I'd suggest we start by introducing and using both old and new versions of the finalizers for a release, before removing them in a subsequent release

guettli commented 2 months ago

This is a lot of effort and only a little benefit. Maybe we could update the upstream code which generates the error message? I don't think the current name (without a slash) is a real problem.

chrischdi commented 2 months ago

The error comes from the kube-apiserver and is intended to be verbose, see the linked issue:

I don't think the format will get changed on upstream side.
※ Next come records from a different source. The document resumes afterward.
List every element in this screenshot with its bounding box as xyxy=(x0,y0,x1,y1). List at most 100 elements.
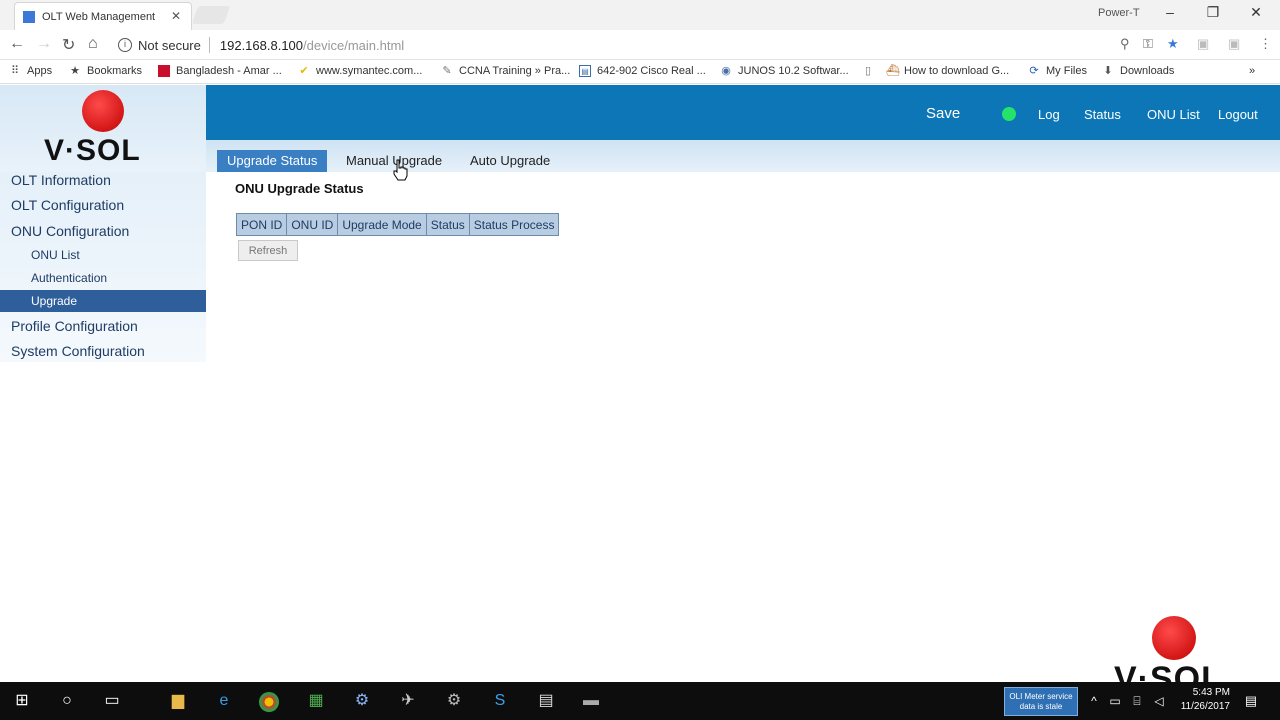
bookmark-label: How to download G... xyxy=(904,65,1010,77)
column-header: ONU ID xyxy=(286,213,339,236)
skype-icon[interactable]: S xyxy=(489,690,511,712)
bookmark-downloads[interactable]: ⬇ Downloads xyxy=(1102,65,1174,77)
column-header: PON ID xyxy=(235,213,288,236)
close-tab-icon[interactable]: ✕ xyxy=(171,9,181,23)
security-label: Not secure xyxy=(138,37,201,53)
status-link[interactable]: Status xyxy=(1084,107,1121,122)
new-tab-button[interactable] xyxy=(191,6,231,24)
column-header: Status Process xyxy=(468,213,560,236)
bookmark-junos[interactable]: ◉ JUNOS 10.2 Softwar... xyxy=(720,65,849,77)
key-icon[interactable]: ⚿ xyxy=(1143,36,1153,52)
bookmark-apps[interactable]: ⠿ Apps xyxy=(9,65,52,77)
extension2-icon[interactable]: ▣ xyxy=(1228,36,1240,52)
settings-icon[interactable]: ⚙ xyxy=(443,690,465,712)
bookmark-star-icon[interactable]: ★ xyxy=(1167,36,1179,52)
brand-logo: V·SOL xyxy=(44,134,141,167)
ship-icon: ⛴ xyxy=(886,65,900,77)
sidebar-item-profile-configuration[interactable]: Profile Configuration xyxy=(0,315,206,337)
save-link[interactable]: Save xyxy=(926,105,960,122)
bird-icon[interactable]: ✈ xyxy=(397,690,419,712)
check-icon: ✔ xyxy=(299,65,309,77)
windows-start-icon[interactable]: ⊞ xyxy=(11,690,33,712)
chrome-icon[interactable] xyxy=(259,692,279,712)
search-icon[interactable]: ○ xyxy=(56,690,78,712)
zoom-icon[interactable]: ⚲ xyxy=(1120,36,1130,52)
tab-upgrade-status[interactable]: Upgrade Status xyxy=(217,150,328,172)
bookmark-label: My Files xyxy=(1046,65,1087,77)
close-window-icon[interactable]: ✕ xyxy=(1246,4,1266,21)
bookmark-label: 642-902 Cisco Real ... xyxy=(597,65,706,77)
vsol-logo-icon xyxy=(82,90,124,132)
page-icon: ▯ xyxy=(864,65,872,77)
tray-notice[interactable]: OLI Meter service data is stale xyxy=(1004,687,1078,716)
sync-icon: ⟳ xyxy=(1029,65,1039,77)
back-icon[interactable]: ← xyxy=(9,35,25,53)
volume-icon[interactable]: ◁ xyxy=(1148,690,1170,712)
tab-auto-upgrade[interactable]: Auto Upgrade xyxy=(460,150,560,172)
reload-icon[interactable]: ↻ xyxy=(62,35,75,55)
upgrade-status-table: PON ID ONU ID Upgrade Mode Status Status… xyxy=(235,213,560,236)
bookmark-bangladesh[interactable]: Bangladesh - Amar ... xyxy=(158,65,282,77)
bookmarks-overflow[interactable]: » xyxy=(1249,65,1255,77)
sidebar-item-olt-information[interactable]: OLT Information xyxy=(0,169,206,191)
notepad-icon[interactable]: ▤ xyxy=(535,690,557,712)
forward-icon[interactable]: → xyxy=(36,35,52,53)
bookmark-label: www.symantec.com... xyxy=(316,65,423,77)
profile-name[interactable]: Power-T xyxy=(1098,7,1140,19)
bookmark-cisco[interactable]: ▤ 642-902 Cisco Real ... xyxy=(579,65,706,77)
sidebar-item-upgrade[interactable]: Upgrade xyxy=(0,290,206,312)
network-icon[interactable]: ⚙ xyxy=(351,690,373,712)
address-separator xyxy=(208,37,210,53)
terminal-icon[interactable]: ▬ xyxy=(580,690,602,712)
minimize-icon[interactable]: – xyxy=(1160,4,1180,20)
sidebar-item-onu-list[interactable]: ONU List xyxy=(0,244,206,266)
logout-link[interactable]: Logout xyxy=(1218,107,1258,122)
task-view-icon[interactable]: ▭ xyxy=(101,690,123,712)
sidebar-item-system-configuration[interactable]: System Configuration xyxy=(0,340,206,362)
extension-icon[interactable]: ▣ xyxy=(1197,36,1209,52)
clock-date: 11/26/2017 xyxy=(1180,701,1230,712)
bookmark-label: Downloads xyxy=(1120,65,1175,77)
tray-device-icon[interactable]: ▭ xyxy=(1104,690,1126,712)
flag-icon xyxy=(158,65,170,77)
info-icon[interactable]: i xyxy=(118,38,132,52)
column-header: Upgrade Mode xyxy=(337,213,427,236)
table-header-row: PON ID ONU ID Upgrade Mode Status Status… xyxy=(235,213,560,236)
bookmark-label: Bangladesh - Amar ... xyxy=(176,65,282,77)
taskbar: ⊞ ○ ▭ ▆ e ▦ ⚙ ✈ ⚙ S ▤ ▬ ^ ▭ ⌸ ◁ ▤ xyxy=(0,682,1280,720)
network-tray-icon[interactable]: ⌸ xyxy=(1126,690,1148,712)
onu-list-link[interactable]: ONU List xyxy=(1147,107,1200,122)
bookmark-symantec[interactable]: ✔ www.symantec.com... xyxy=(298,65,422,77)
bookmark-myfiles[interactable]: ⟳ My Files xyxy=(1028,65,1087,77)
bookmark-howto[interactable]: ⛴ How to download G... xyxy=(886,65,1009,77)
home-icon[interactable]: ⌂ xyxy=(88,35,98,53)
pen-icon: ✎ xyxy=(442,65,452,77)
bookmark-bookmarks[interactable]: ★ Bookmarks xyxy=(69,65,142,77)
browser-tabstrip: OLT Web Management ✕ Power-T – ❐ ✕ xyxy=(0,0,1280,30)
url-path: /device/main.html xyxy=(303,37,405,53)
browser-tab[interactable]: OLT Web Management ✕ xyxy=(14,2,192,30)
bookmark-label: Bookmarks xyxy=(87,65,143,77)
url-host: 192.168.8.100 xyxy=(219,37,304,53)
bookmark-label: Apps xyxy=(27,65,53,77)
clock-time: 5:43 PM xyxy=(1192,687,1230,698)
sidebar-item-onu-configuration[interactable]: ONU Configuration xyxy=(0,220,206,242)
bookmarks-bar: ⠿ Apps ★ Bookmarks Bangladesh - Amar ...… xyxy=(0,60,1280,84)
bookmark-page[interactable]: ▯ xyxy=(862,65,880,77)
tray-chevron-icon[interactable]: ^ xyxy=(1083,690,1105,712)
sidebar-item-olt-configuration[interactable]: OLT Configuration xyxy=(0,194,206,216)
file-explorer-icon[interactable]: ▆ xyxy=(167,690,189,712)
bookmark-ccna[interactable]: ✎ CCNA Training » Pra... xyxy=(441,65,570,77)
sidebar-item-authentication[interactable]: Authentication xyxy=(0,267,206,289)
spreadsheet-icon[interactable]: ▦ xyxy=(305,690,327,712)
log-link[interactable]: Log xyxy=(1038,107,1060,122)
refresh-button[interactable]: Refresh xyxy=(238,240,298,261)
notifications-icon[interactable]: ▤ xyxy=(1240,690,1262,712)
address-bar[interactable]: i Not secure 192.168.8.100 /device/main.… xyxy=(112,33,1192,57)
menu-dots-icon[interactable]: ⋮ xyxy=(1259,36,1272,52)
clock[interactable]: 5:43 PM 11/26/2017 xyxy=(1168,686,1230,714)
restore-icon[interactable]: ❐ xyxy=(1203,4,1223,21)
internet-explorer-icon[interactable]: e xyxy=(213,690,235,712)
bookmark-label: JUNOS 10.2 Softwar... xyxy=(738,65,849,77)
certificate-icon: ▤ xyxy=(579,65,591,77)
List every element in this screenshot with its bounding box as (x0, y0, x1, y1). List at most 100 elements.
sbueringer commented 2 months ago

I'm also not looking forward to this work, but we probably don't have another choice.

Related Slack thread: https://kubernetes.slack.com/archives/C0EG7JC6T/p1721923881095799

fabriziopandini commented 1 month ago

Linking a comment about a proposed convention for new finalizers https://github.com/kubernetes-sigs/cluster-api/pull/10791#discussion_r1732904949

dlipovetsky commented 2 weeks ago

In the meantime, we are hiding "finalizer name" warnings for finalizers for the cluster.x-k8s.io group by default in:

When we fix our finalizers, we can remove this warning handler.